German retail sales underperforms
Germany wrapped up the week with soft data, although the euro shrugged off the weak numbers. Retail sales fell 1.3% in August, following a 0.7% gain in June and below the consensus of -1.0%. Industrial Production came in at -0.8% in August, following the July reading of -0.3% and missing the forecast of -0.5%. Like the rest of the eurozone, Germany is struggling with the unhappy combination of weak growth and soaring inflation, which hit a record 10% in September. The catalyst behind soaring inflation has been energy prices, which have skyrocketed as Russia has sharply reduced energy exports to Europe. How bad is the energy crisis? Eurozone energy prices jumped a staggering 40.8% in September, following 38.6% in August, according to Eurostat.
The ECB will have some time to digest key economic data, as the next policy meeting is not until October 27th. The central bank showed up late to the global rate-tightening dance, and the current benchmark rate of 1.25% lags behind other central banks and will not have much impact on soaring inflation. With inflation accelerating to 10.0% in September, up from 9.1%, it’s likely that the ECB will deliver a second-straight rate increase of 0.75% at the October meeting.

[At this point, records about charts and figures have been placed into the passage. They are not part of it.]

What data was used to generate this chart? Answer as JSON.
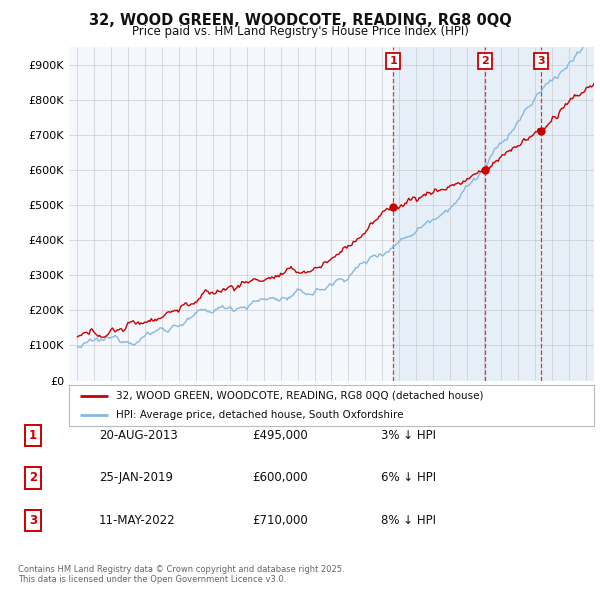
{
  "title_line1": "32, WOOD GREEN, WOODCOTE, READING, RG8 0QQ",
  "title_line2": "Price paid vs. HM Land Registry's House Price Index (HPI)",
  "ylim": [
    0,
    950000
  ],
  "yticks": [
    0,
    100000,
    200000,
    300000,
    400000,
    500000,
    600000,
    700000,
    800000,
    900000
  ],
  "ytick_labels": [
    "£0",
    "£100K",
    "£200K",
    "£300K",
    "£400K",
    "£500K",
    "£600K",
    "£700K",
    "£800K",
    "£900K"
  ],
  "xlim_start": 1994.5,
  "xlim_end": 2025.5,
  "sales": [
    {
      "year": 2013.64,
      "price": 495000,
      "label": "1"
    },
    {
      "year": 2019.07,
      "price": 600000,
      "label": "2"
    },
    {
      "year": 2022.36,
      "price": 710000,
      "label": "3"
    }
  ],
  "sale_color": "#cc0000",
  "hpi_color": "#88b8e0",
  "shade_color": "#deeaf5",
  "legend_entries": [
    "32, WOOD GREEN, WOODCOTE, READING, RG8 0QQ (detached house)",
    "HPI: Average price, detached house, South Oxfordshire"
  ],
  "table_rows": [
    {
      "num": "1",
      "date": "20-AUG-2013",
      "price": "£495,000",
      "change": "3% ↓ HPI"
    },
    {
      "num": "2",
      "date": "25-JAN-2019",
      "price": "£600,000",
      "change": "6% ↓ HPI"
    },
    {
      "num": "3",
      "date": "11-MAY-2022",
      "price": "£710,000",
      "change": "8% ↓ HPI"
    }
  ],
  "footer": "Contains HM Land Registry data © Crown copyright and database right 2025.\nThis data is licensed under the Open Government Licence v3.0.",
  "bg_color": "#ffffff",
  "plot_bg_color": "#f4f8fc",
  "grid_color": "#cccccc"
}
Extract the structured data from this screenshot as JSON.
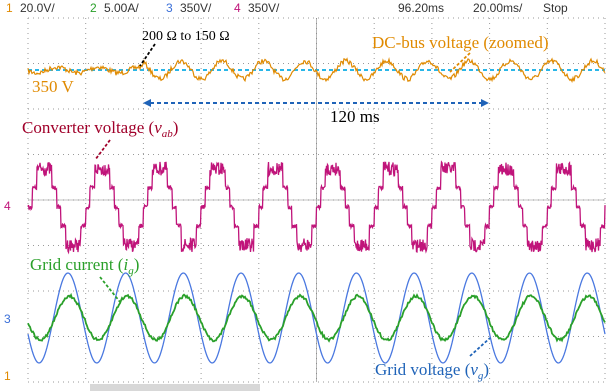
{
  "header": {
    "channels": [
      {
        "num": "1",
        "scale": "20.0V/"
      },
      {
        "num": "2",
        "scale": "5.00A/"
      },
      {
        "num": "3",
        "scale": "350V/"
      },
      {
        "num": "4",
        "scale": "350V/"
      }
    ],
    "time_position": "96.20ms",
    "time_scale": "20.00ms/",
    "status": "Stop"
  },
  "markers": {
    "ch4": "4",
    "ch3": "3",
    "ch1": "1"
  },
  "annotations": {
    "load_step": "200 Ω to 150 Ω",
    "dc_bus": "DC-bus voltage (zoomed)",
    "dc_level": "350 V",
    "period": "120 ms",
    "converter": {
      "text": "Converter voltage (",
      "var": "v",
      "sub": "ab",
      "close": ")"
    },
    "current": {
      "text": "Grid current (",
      "var": "i",
      "sub": "g",
      "close": ")"
    },
    "voltage": {
      "text": "Grid voltage (",
      "var": "v",
      "sub": "g",
      "close": ")"
    }
  }
}
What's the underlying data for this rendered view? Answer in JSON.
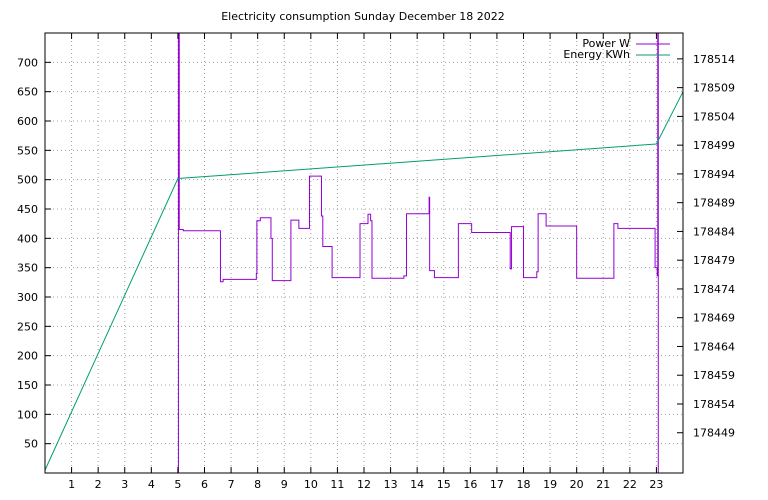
{
  "chart_data": {
    "type": "line",
    "title": "Electricity consumption Sunday December 18 2022",
    "x": {
      "range": [
        0,
        24
      ],
      "ticks": [
        1,
        2,
        3,
        4,
        5,
        6,
        7,
        8,
        9,
        10,
        11,
        12,
        13,
        14,
        15,
        16,
        17,
        18,
        19,
        20,
        21,
        22,
        23
      ],
      "grid": true
    },
    "y_left": {
      "range": [
        0,
        750
      ],
      "ticks": [
        50,
        100,
        150,
        200,
        250,
        300,
        350,
        400,
        450,
        500,
        550,
        600,
        650,
        700
      ],
      "grid": true
    },
    "y_right": {
      "range": [
        178442,
        178518.5
      ],
      "ticks": [
        178449,
        178454,
        178459,
        178464,
        178469,
        178474,
        178479,
        178484,
        178489,
        178494,
        178499,
        178504,
        178509,
        178514
      ]
    },
    "legend_position": "top-right",
    "series": [
      {
        "name": "Power W",
        "color": "#9400d3",
        "axis": "left",
        "step": true,
        "points": [
          [
            5.0,
            0
          ],
          [
            5.02,
            750
          ],
          [
            5.05,
            415
          ],
          [
            5.2,
            413
          ],
          [
            6.55,
            413
          ],
          [
            6.6,
            326
          ],
          [
            6.7,
            330
          ],
          [
            7.9,
            330
          ],
          [
            7.95,
            340
          ],
          [
            7.97,
            430
          ],
          [
            8.1,
            435
          ],
          [
            8.45,
            435
          ],
          [
            8.5,
            400
          ],
          [
            8.55,
            328
          ],
          [
            9.2,
            328
          ],
          [
            9.25,
            431
          ],
          [
            9.5,
            431
          ],
          [
            9.55,
            417
          ],
          [
            9.9,
            417
          ],
          [
            9.95,
            506
          ],
          [
            10.35,
            506
          ],
          [
            10.4,
            438
          ],
          [
            10.45,
            386
          ],
          [
            10.75,
            386
          ],
          [
            10.8,
            333
          ],
          [
            11.8,
            333
          ],
          [
            11.85,
            425
          ],
          [
            12.1,
            425
          ],
          [
            12.15,
            441
          ],
          [
            12.25,
            430
          ],
          [
            12.3,
            332
          ],
          [
            13.45,
            332
          ],
          [
            13.5,
            336
          ],
          [
            13.6,
            442
          ],
          [
            14.4,
            442
          ],
          [
            14.45,
            470
          ],
          [
            14.47,
            345
          ],
          [
            14.6,
            345
          ],
          [
            14.65,
            333
          ],
          [
            15.5,
            333
          ],
          [
            15.55,
            425
          ],
          [
            16.0,
            425
          ],
          [
            16.05,
            410
          ],
          [
            17.45,
            410
          ],
          [
            17.5,
            348
          ],
          [
            17.55,
            420
          ],
          [
            17.95,
            420
          ],
          [
            18.0,
            333
          ],
          [
            18.45,
            333
          ],
          [
            18.5,
            343
          ],
          [
            18.55,
            442
          ],
          [
            18.8,
            442
          ],
          [
            18.85,
            421
          ],
          [
            19.95,
            421
          ],
          [
            20.0,
            332
          ],
          [
            21.35,
            332
          ],
          [
            21.4,
            425
          ],
          [
            21.55,
            417
          ],
          [
            22.9,
            417
          ],
          [
            22.95,
            350
          ],
          [
            23.0,
            350
          ],
          [
            23.03,
            336
          ],
          [
            23.05,
            750
          ],
          [
            23.07,
            0
          ]
        ]
      },
      {
        "name": "Energy KWh",
        "color": "#009e73",
        "axis": "right",
        "points": [
          [
            0,
            178442.5
          ],
          [
            5.0,
            178493.2
          ],
          [
            23.0,
            178499.2
          ],
          [
            24.0,
            178508.3
          ]
        ]
      }
    ]
  }
}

The US nonfarm payroll report was a bit stronger than expected, at 263,000. This was down from 300,000 but beat the consensus of 250,000. Wage growth remained strong at 5.0%, edging down from 5.2% prior and just below the consensus of 5.1%. The US dollar has responded with broad gains, as the strong data support further outsized rate hikes from the Federal Reserve in order to curb inflation.